The work of the architect Pietro Nobile (1774–1854) influenced Classicist architecture in Istria, Austria and Bohemia. His works and the professional positions he held roughly until the bourgeois revolution of 1848 fundamentally shaped the development of architecture in the Habsburg Empire. This research project focuses on Nobile’s conception of Classicism, which combines a polytechnic approach with the architectural theories of Vitruvius, Palladio and Vignola. Remarkably, this conception of architecture contributed to the development of early historicism and yet also motivated the rejection of Nobile’s work by subsequent generations.

Nobile was trained in Rome at a time when Italy was strongly influenced by the Napoleonic style. In 1811, he entered the service of Emperor Francis II/I and from 1818 onwards he spent approximately three decades as the director of the School of Architecture of the Academy of Fine Arts in Vienna.

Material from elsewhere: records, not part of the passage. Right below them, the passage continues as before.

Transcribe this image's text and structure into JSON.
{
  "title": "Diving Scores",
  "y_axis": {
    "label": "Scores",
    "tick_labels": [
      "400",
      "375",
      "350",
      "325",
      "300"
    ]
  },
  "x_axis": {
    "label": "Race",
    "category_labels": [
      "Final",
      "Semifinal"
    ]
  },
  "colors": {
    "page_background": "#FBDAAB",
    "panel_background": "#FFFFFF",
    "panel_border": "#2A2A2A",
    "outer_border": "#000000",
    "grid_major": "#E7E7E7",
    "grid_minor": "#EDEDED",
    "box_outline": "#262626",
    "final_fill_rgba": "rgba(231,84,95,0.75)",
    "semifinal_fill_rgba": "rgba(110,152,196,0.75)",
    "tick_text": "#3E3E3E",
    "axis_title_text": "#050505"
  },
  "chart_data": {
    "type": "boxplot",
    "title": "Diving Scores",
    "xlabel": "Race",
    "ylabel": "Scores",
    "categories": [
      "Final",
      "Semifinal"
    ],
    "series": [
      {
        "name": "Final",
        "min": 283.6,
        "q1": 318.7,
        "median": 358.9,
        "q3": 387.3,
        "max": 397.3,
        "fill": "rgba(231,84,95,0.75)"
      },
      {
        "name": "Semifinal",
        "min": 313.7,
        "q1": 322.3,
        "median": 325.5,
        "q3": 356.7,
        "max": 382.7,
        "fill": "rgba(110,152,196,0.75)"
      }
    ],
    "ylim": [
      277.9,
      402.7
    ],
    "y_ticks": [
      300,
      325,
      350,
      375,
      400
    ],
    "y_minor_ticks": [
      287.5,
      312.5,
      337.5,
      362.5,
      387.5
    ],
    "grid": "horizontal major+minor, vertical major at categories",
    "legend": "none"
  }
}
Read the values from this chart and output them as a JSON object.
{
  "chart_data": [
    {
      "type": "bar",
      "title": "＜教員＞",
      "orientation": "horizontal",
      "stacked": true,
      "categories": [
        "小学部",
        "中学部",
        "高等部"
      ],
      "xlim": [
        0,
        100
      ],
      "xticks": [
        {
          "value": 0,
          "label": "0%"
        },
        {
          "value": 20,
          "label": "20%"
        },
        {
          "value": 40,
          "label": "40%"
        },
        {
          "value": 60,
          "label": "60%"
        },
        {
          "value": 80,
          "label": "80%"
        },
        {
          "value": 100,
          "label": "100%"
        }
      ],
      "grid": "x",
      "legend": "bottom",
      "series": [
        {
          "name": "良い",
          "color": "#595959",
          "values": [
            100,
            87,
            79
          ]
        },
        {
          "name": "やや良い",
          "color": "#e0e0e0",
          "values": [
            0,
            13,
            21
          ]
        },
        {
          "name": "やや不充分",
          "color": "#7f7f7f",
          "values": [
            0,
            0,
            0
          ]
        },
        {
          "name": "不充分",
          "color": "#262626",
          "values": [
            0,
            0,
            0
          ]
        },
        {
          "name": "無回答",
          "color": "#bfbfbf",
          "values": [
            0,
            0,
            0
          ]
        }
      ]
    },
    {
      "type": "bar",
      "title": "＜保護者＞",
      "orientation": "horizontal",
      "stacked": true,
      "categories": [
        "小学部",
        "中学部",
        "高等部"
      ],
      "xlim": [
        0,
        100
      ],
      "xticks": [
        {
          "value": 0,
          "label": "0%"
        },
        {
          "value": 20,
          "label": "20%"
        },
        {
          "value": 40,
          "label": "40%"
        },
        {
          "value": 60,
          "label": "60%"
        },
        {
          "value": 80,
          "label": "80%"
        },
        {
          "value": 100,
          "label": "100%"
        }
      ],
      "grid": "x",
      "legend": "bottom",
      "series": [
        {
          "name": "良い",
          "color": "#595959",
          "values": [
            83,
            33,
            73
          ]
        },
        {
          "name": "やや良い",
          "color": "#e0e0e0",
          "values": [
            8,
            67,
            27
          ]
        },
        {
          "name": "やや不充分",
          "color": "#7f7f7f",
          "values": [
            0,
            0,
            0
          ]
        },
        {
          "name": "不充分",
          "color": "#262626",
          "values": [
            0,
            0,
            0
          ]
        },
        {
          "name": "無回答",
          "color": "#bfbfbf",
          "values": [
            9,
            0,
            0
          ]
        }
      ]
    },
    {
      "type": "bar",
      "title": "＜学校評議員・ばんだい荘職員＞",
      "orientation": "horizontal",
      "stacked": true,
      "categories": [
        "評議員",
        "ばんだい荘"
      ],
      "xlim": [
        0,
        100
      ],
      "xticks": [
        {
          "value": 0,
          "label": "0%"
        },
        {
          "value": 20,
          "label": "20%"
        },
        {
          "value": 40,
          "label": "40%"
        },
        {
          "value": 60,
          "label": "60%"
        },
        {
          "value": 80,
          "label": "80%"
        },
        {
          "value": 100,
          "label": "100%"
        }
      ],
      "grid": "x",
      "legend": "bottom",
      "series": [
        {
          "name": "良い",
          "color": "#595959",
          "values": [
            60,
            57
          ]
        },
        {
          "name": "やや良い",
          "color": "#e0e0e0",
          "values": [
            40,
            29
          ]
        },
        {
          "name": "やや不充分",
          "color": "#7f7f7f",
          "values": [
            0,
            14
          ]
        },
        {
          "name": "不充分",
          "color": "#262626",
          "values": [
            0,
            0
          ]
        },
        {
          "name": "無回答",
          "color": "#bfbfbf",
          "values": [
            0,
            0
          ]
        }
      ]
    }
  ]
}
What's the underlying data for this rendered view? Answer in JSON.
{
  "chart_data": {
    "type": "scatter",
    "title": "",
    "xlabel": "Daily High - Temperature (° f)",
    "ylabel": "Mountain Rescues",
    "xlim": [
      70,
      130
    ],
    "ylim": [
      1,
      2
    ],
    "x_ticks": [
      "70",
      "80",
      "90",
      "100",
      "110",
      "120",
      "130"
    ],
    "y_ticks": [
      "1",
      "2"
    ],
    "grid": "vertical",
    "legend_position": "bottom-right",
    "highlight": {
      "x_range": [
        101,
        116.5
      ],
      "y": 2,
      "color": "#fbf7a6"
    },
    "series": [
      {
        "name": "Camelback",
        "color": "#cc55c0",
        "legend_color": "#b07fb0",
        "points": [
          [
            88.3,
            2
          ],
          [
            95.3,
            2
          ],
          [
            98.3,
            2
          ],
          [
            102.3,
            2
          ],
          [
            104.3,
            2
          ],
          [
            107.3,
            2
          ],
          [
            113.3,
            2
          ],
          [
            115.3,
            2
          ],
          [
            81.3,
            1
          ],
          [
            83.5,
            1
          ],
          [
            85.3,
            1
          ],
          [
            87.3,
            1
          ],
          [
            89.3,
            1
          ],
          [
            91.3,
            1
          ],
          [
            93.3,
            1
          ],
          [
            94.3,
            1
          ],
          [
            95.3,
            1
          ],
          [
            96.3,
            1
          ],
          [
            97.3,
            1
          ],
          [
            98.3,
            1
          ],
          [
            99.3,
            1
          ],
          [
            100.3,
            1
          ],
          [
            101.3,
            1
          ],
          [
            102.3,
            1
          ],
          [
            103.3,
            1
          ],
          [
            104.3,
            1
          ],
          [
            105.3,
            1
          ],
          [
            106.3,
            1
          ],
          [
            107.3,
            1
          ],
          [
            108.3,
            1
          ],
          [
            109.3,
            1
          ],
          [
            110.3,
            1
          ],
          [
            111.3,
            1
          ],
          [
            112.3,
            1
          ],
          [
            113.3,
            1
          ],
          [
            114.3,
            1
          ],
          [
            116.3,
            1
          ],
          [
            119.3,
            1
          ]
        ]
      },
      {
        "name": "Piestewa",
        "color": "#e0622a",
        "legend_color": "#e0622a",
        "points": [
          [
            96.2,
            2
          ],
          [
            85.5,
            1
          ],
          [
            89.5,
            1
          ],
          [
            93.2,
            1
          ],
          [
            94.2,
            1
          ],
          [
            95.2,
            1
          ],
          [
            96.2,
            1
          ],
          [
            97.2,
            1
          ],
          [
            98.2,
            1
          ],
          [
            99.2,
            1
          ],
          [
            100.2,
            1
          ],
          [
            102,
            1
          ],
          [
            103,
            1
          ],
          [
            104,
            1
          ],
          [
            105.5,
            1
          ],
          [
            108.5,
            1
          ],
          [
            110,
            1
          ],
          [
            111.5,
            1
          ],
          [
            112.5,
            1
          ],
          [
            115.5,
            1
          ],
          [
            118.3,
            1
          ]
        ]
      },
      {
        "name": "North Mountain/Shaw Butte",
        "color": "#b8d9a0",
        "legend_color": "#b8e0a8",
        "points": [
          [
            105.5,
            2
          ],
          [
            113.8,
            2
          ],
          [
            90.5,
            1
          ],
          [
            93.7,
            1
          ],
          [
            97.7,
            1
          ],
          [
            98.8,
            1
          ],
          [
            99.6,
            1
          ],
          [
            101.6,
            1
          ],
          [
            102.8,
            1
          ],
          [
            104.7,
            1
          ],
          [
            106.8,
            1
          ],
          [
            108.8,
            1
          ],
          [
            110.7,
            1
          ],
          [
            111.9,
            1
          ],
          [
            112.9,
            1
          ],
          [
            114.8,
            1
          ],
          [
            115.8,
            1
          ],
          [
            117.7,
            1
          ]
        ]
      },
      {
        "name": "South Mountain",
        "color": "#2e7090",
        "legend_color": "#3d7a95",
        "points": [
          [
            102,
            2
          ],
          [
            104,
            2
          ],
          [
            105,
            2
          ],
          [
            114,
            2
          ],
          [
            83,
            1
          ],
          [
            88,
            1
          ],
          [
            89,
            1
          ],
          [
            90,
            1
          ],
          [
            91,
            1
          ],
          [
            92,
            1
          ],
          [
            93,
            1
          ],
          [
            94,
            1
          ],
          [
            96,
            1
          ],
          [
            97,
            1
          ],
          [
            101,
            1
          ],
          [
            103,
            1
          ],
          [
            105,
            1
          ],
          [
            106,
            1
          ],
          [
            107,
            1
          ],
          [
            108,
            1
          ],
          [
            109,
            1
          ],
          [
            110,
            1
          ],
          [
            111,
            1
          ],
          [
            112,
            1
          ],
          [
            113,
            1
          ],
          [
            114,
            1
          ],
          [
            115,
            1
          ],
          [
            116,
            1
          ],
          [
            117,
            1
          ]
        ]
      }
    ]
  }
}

Hitherto, art history on Pietro Nobile has mainly concentrated on his Italian works, while his works in Austria, Bohemia and other Habsburg lands have largely remained neglected. As an educator, Nobile advocated a conception of Classicism the specific qualities of which were extremely influential for other buildings of his time but have largely been overlooked by scholars. Hence the present research project seeks to characterise the local background to Nobile’s works especially in Italy, Austria and Bohemia in order to understand his adversaries’ reactions to his efforts to introduce principles of polytechnic practice to academic education.

Furthermore, the project aims to examine various perspectives on the phenomenon of Pietro Nobile, to complete the index of his works and to trace his influence on the development of early historicism. This research on the different forms of Classicism will enable a better understanding of the development and expression of Classicist architecture in the Habsburg Empire.